Festival de Gérardmer: L'Autre monde
L'Autre monde est le nouveau long métrage documentaire de Richard Stanley, sur les mythes, légendes et mystères du sud-ouest de la France.
SACRÉ GRAAL
L'Autre monde : voilà un titre qui colle à la fois mal et très bien à son film. Car derrière un titre aussi passe-partout se trouve une œuvre au contraire pas banale du tout. L'Autre monde est un documentaire sur... sur quoi exactement d'ailleurs? Richard Stanley vise un point géographique bien précis, cette région du sud de la France où se mêlent héritages cathares et occitans, mais brasse large, à hauteur de son ambition. Lors de la précédente édition du festival de Gerardmer, le documentaire Room 237 s'intéressait autant aux diverses interprétations du film Shining qu'à la cinéphilie zinzin de ses intervenants. De la même manière, L'Autre monde cherche autant à faire vivre les légendes surnaturelles liées à la région qu'à brosser le portraits d'hommes et de femmes qui ont consacré leur vie à ce mysticisme. Et tout comme Room 237, le résultat final est passionnant et hilarant à la fois (et souvent sur les mêmes points) sans que l'un n'empêche l'autre. Ce n'est pas la moindre singularité à l'œuvre ici.
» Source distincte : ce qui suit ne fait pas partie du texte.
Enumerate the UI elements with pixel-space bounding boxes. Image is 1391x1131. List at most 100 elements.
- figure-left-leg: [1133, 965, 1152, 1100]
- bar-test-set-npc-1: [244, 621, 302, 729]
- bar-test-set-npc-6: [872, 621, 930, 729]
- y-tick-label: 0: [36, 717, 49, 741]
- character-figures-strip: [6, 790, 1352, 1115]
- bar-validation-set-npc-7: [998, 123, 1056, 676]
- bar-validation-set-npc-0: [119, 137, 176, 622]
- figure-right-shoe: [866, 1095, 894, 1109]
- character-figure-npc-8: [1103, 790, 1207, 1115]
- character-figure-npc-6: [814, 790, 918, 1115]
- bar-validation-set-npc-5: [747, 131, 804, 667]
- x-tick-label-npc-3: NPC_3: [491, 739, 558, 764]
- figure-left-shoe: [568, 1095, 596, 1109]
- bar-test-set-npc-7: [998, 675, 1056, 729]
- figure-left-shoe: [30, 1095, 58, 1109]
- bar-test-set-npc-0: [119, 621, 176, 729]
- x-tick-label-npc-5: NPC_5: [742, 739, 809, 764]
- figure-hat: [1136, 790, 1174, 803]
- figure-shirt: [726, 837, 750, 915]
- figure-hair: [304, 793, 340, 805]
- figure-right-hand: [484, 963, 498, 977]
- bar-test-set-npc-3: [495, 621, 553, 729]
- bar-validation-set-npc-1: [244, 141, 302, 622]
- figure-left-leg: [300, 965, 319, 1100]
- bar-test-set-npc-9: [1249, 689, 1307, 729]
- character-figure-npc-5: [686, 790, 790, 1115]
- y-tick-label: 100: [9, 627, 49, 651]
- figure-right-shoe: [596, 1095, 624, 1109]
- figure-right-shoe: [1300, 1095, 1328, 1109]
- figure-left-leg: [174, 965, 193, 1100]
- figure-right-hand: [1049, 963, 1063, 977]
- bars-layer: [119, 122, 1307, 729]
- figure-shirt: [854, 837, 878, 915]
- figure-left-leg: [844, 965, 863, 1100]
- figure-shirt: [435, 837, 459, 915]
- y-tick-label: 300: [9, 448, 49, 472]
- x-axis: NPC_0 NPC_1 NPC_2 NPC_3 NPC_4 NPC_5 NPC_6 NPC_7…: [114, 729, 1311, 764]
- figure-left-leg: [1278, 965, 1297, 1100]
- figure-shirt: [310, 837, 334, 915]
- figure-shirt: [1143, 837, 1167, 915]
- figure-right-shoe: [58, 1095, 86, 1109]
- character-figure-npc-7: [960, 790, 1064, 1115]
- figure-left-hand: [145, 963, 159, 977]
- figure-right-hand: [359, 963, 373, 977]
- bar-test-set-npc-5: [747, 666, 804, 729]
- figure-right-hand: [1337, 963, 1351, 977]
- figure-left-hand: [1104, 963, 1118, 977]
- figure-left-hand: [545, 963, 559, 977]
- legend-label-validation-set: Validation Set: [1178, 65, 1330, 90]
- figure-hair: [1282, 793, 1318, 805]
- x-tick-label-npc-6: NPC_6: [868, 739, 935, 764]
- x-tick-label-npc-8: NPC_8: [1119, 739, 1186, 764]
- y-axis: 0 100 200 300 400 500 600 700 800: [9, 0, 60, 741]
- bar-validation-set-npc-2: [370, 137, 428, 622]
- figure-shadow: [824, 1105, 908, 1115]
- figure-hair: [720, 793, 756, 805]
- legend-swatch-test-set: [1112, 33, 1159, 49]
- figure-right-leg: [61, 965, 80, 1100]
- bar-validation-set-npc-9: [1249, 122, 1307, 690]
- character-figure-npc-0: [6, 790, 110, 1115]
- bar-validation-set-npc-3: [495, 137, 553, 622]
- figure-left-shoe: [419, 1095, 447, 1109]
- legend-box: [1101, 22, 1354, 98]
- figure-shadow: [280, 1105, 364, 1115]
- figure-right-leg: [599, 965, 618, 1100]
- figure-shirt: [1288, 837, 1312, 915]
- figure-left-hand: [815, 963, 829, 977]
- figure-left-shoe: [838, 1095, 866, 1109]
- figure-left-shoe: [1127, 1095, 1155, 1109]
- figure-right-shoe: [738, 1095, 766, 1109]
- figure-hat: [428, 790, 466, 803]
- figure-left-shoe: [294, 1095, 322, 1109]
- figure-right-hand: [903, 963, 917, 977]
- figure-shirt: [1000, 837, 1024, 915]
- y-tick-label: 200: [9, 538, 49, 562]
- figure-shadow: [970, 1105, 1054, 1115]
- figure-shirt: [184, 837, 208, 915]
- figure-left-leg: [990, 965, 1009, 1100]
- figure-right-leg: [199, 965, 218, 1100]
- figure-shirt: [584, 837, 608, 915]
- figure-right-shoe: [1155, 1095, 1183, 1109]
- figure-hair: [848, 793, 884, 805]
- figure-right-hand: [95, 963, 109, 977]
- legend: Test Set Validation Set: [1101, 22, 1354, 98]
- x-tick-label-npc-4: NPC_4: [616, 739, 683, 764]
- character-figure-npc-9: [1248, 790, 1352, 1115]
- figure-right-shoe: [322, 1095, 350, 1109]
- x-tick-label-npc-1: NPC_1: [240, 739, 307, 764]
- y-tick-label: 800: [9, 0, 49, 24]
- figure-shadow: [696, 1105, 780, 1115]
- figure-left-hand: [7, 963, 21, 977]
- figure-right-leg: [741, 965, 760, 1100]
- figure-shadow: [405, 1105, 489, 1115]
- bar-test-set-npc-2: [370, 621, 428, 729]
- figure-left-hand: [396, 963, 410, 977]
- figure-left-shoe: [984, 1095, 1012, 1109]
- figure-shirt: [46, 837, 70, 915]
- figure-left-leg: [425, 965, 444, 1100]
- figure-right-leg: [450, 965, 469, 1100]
Les théories les plus sérieuses sur les templiers (l'interprétation féministe de la naissance des croisades vaudrait un doc à elle seule) côtoient les élucubrations de certains illuminés, clochards célestes vivant parmi les poupées déglinguées, les sculptures en pq et les calendriers pornos pour routiers. Mais la force du film est de ne jamais se pencher sur tout cela avec condescendance. Anthropologiste diplômé en métaphysique médiévale, Richard Stanley possède une expérience personnelle de la région et ses phénomènes paranormaux. Il a l'humilité d'entamer son film à la première personne, une manière de se mettre au même niveau que ses intervenants, mais aussi du spectateur, en admettant également son propre scepticisme : nous ne sommes pas obligés de croire les histoires qui suivent (et leurs reconstitutions à l'écran, parfois) car lui-même n'y croirait pas s'il n'en avait pas fait l'expérience directe.
L'Autre monde ressemble parfois donc moins à un éventuel inédit de Striptease qu'à une version upgradée et passionnante d'un épisode de Mystères. Les théories sur les les flocons de neige comme preuve de vie extraterrestre laissent tantôt place à des considérations philosophiques sur la recherche du Graal, puis une description des plus prosaïques du quotidien des élus de Bugarach et la manière dont fut régulé l'afflux lors de la supposée fin du monde de 2012. D'où finalement l'affirmation la plus excitante posée en filigrane par le film: cet "autre monde" en question, fait de mystère et de folie, n'est pas un monde parallèle, c'est simplement notre quotidien.